Friend me on Netflix

Sunday, June 21, 2009

The Killer: Criterion #8



I came to John Woo's "The Killer," a Hong Kong production, after having seen much of his American work including the sublime "Face/Off"--a film I love not in spite of it's insanity, but because of it--and the regrettable sci-fi action drudgery of "Paycheck." In my mind, "Face/Off" was the perfection of the Woo asthetic--bullet ballet, good/evil versus evil/good, maudlin sentimentality, gun battles on the beach, gun battles in church, and doves. Lots of doves. Those films that came before it were warm-ups and those after were tired retreads.

But no proper consideration of Woo can be properly made without seeking out his most critically acclaimed works "The Killer" and "Hard Boiled"--we'll get to that one next--starring frequent Woo leading man Chow Yun-Fat. Those critics who came to "The Killer" in 1989 unfamiliar with the director's work were no doubt impressed by his unique action sensibility that lovingly frames bullet wound upon bullet wound as injured bodies fly through the air and through conveniently placed panes of glass. Surrounding the violence is a story that is unapologetically melodramatic acted out by classic types: the renegade cop, the hit man with a conscience and the wilting chanteuse who loves him. In "The Killer," she is blind, but is the only one who sees the good in him.

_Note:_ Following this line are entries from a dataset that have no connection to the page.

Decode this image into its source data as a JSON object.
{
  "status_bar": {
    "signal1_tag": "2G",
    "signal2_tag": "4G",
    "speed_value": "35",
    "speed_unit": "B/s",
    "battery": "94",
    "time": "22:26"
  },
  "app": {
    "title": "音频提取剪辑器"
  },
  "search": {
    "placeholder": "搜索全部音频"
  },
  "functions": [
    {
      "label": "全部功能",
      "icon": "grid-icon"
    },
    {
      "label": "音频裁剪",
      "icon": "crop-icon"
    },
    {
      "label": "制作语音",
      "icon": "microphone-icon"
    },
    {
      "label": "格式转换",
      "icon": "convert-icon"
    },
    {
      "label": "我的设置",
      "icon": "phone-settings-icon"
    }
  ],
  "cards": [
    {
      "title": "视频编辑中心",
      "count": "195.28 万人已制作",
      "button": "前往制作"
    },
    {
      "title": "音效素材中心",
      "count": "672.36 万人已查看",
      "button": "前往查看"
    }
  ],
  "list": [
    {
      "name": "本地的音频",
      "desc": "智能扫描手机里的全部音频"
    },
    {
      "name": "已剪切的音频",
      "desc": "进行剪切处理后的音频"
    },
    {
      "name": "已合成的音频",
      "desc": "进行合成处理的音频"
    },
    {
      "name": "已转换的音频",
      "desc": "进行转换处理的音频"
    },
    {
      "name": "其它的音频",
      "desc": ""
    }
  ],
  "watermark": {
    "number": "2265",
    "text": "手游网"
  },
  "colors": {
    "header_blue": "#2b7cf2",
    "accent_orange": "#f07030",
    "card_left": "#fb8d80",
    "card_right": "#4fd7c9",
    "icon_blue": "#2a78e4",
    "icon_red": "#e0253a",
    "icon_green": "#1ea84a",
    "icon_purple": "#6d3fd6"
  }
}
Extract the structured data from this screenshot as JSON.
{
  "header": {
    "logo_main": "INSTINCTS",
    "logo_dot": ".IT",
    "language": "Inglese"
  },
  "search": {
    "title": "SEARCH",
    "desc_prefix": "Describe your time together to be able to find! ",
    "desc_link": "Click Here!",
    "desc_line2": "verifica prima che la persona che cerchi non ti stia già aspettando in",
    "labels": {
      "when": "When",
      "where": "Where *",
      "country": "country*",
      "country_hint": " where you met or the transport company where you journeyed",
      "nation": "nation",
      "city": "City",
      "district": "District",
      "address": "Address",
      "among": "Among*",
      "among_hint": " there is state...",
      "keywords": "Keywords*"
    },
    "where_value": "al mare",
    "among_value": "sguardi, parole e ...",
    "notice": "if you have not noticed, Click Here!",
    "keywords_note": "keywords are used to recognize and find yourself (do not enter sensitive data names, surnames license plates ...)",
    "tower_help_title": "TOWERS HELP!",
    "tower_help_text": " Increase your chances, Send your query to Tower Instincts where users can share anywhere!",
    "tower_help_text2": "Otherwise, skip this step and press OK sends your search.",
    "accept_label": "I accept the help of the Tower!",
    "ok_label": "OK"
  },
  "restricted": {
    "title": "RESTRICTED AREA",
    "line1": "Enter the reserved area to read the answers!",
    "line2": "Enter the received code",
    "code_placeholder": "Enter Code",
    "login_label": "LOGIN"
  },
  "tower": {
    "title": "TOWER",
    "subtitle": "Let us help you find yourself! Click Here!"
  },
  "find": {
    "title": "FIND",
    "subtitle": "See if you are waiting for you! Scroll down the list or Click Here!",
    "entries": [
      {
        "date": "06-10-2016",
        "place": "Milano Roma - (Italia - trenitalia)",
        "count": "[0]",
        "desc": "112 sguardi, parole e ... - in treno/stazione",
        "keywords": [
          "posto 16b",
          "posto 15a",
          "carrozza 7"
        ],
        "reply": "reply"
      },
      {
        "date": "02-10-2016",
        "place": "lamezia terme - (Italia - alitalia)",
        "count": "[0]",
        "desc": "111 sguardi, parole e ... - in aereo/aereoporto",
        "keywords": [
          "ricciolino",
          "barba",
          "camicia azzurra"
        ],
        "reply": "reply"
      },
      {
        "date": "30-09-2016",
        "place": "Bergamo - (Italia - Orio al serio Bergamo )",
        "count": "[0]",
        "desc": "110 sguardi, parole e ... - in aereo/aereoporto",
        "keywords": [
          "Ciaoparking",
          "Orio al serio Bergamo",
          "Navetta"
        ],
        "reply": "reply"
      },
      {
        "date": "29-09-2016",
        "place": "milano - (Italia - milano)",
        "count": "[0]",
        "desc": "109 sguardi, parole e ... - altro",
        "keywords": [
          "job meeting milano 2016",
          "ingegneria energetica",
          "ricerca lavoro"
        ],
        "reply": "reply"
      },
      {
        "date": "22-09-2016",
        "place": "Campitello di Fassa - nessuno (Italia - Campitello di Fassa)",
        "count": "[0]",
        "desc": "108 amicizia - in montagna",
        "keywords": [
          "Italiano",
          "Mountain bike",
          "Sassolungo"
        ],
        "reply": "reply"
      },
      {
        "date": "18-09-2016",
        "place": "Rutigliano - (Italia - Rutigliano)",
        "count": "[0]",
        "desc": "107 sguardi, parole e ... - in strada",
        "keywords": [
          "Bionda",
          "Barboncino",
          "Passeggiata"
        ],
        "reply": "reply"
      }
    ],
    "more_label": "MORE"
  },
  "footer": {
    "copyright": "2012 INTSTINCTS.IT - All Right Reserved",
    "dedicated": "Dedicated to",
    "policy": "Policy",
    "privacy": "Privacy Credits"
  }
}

By 2009, Woo's style has been heavily imitated, parodied, and fully integrated into the American action movie aesthetic. "The Matrix" being a prime example. Watching "The Killer" now is not nearly as invigorating as it must have been to its initial audience. We can't help but see it in part as an artifact. Just as watching "Psycho" won't have today's seen-it-all jaded horror fan fainting in the theater, "The Killer" won't substantially impact those raised on Woo imitators. Woo has done himself no favors by endlessly recycling the same visual tricks in so many of his later films. The ill-placed doves in the climactic moments of "Paycheck" invited derisive howls.

"The Killer" is an exercise in style and as a result fails to engage on a basic human level. The endless parade of canon fodder who continue to fall in lovingly rendered scenes of carnage make no connection with the viewer. They are a means to a bloody end. They arrive in wave after wave never providing a substantial challenge to conscientious killer Ah Jong (Chow Yun-Fat) and arch-rival Inspector Li-Ying (Danny Lee). Jennie is forever helpless, always getting in Ah Jong's way, but providing him with the desire to go straight, a desire which proves problematic.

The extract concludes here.